Kapitel 181

Puede que la familia Xie desaparezca algún día, pero la historia recordará a esta gran familia.

Si Xitong asintió y, con dificultad, tocó el rostro de Xie Lanzhi, acariciando su piel una y otra vez para sentir su presencia.

Ahora puede descansar tranquila.

Lanzhi ya no será rechazada por este mundo. Ya no tendrá que vivir con el temor al abandono. Podrá vivir abiertamente y con orgullo como Xie Lanzhi.

"Lanzhi, mi esposa."

"Mmm..." respondió la persona que estaba a mi lado como si estuviera soñando.

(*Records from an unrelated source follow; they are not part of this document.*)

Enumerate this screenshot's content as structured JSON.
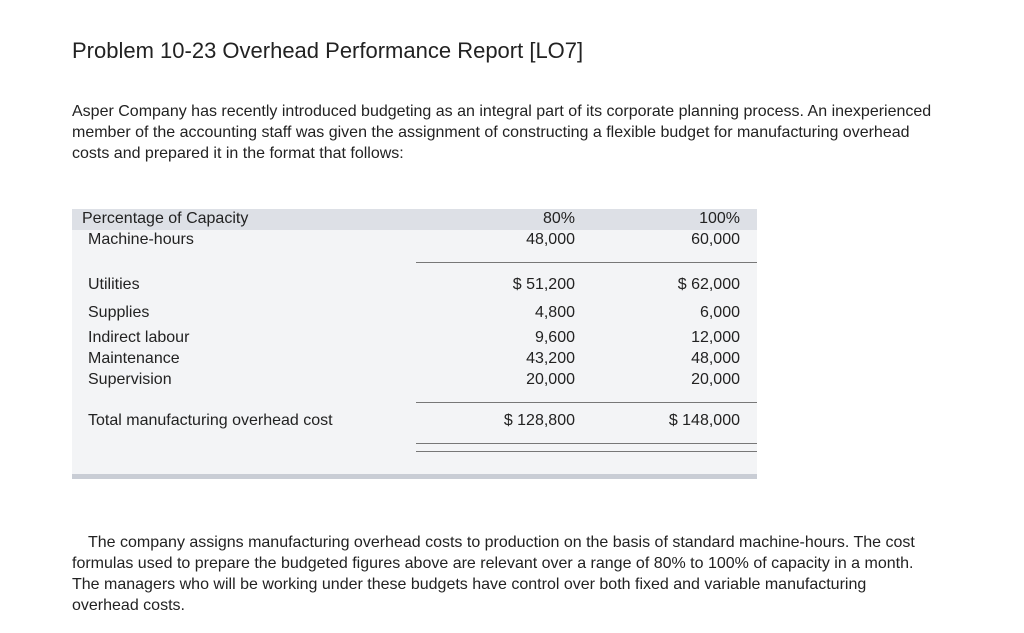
{
  "header": {
    "title": "Problem 10-23 Overhead Performance Report [LO7]"
  },
  "intro": "Asper Company has recently introduced budgeting as an integral part of its corporate planning process. An inexperienced member of the accounting staff was given the assignment of constructing a flexible budget for manufacturing overhead costs and prepared it in the format that follows:",
  "table": {
    "header_rows": [
      [
        "Percentage of Capacity",
        "80%",
        "100%"
      ],
      [
        "Machine-hours",
        "48,000",
        "60,000"
      ]
    ],
    "rows": [
      [
        "Utilities",
        "$ 51,200",
        "$ 62,000"
      ],
      [
        "Supplies",
        "4,800",
        "6,000"
      ],
      [
        "Indirect labour",
        "9,600",
        "12,000"
      ],
      [
        "Maintenance",
        "43,200",
        "48,000"
      ],
      [
        "Supervision",
        "20,000",
        "20,000"
      ]
    ],
    "total": [
      "Total manufacturing overhead cost",
      "$ 128,800",
      "$ 148,000"
    ]
  },
  "outro": "The company assigns manufacturing overhead costs to production on the basis of standard machine-hours. The cost formulas used to prepare the budgeted figures above are relevant over a range of 80% to 100% of capacity in a month. The managers who will be working under these budgets have control over both fixed and variable manufacturing overhead costs."
}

En el norte, el jefe Xiongnu Aqina sufría, agarrándose la cabeza con gestos de agonía.

El chamán nacional, que había regresado apresuradamente un mes antes, vio la repentina situación y supuso que tal vez la figura principal había sido castigada por el cielo y su vida había sido arrebatada prematuramente.

El chamán previó que Xie Guang lanzaría una invasión, y que el Cielo responsabilizaría a Xie Ying por ello, incurriendo así en un castigo divino.

Creía que Xie Ying había muerto. Pero resulta que, debido a que su carta natal estaba cerca de la estrella Ziwei, esta la protegió y sobrevivió.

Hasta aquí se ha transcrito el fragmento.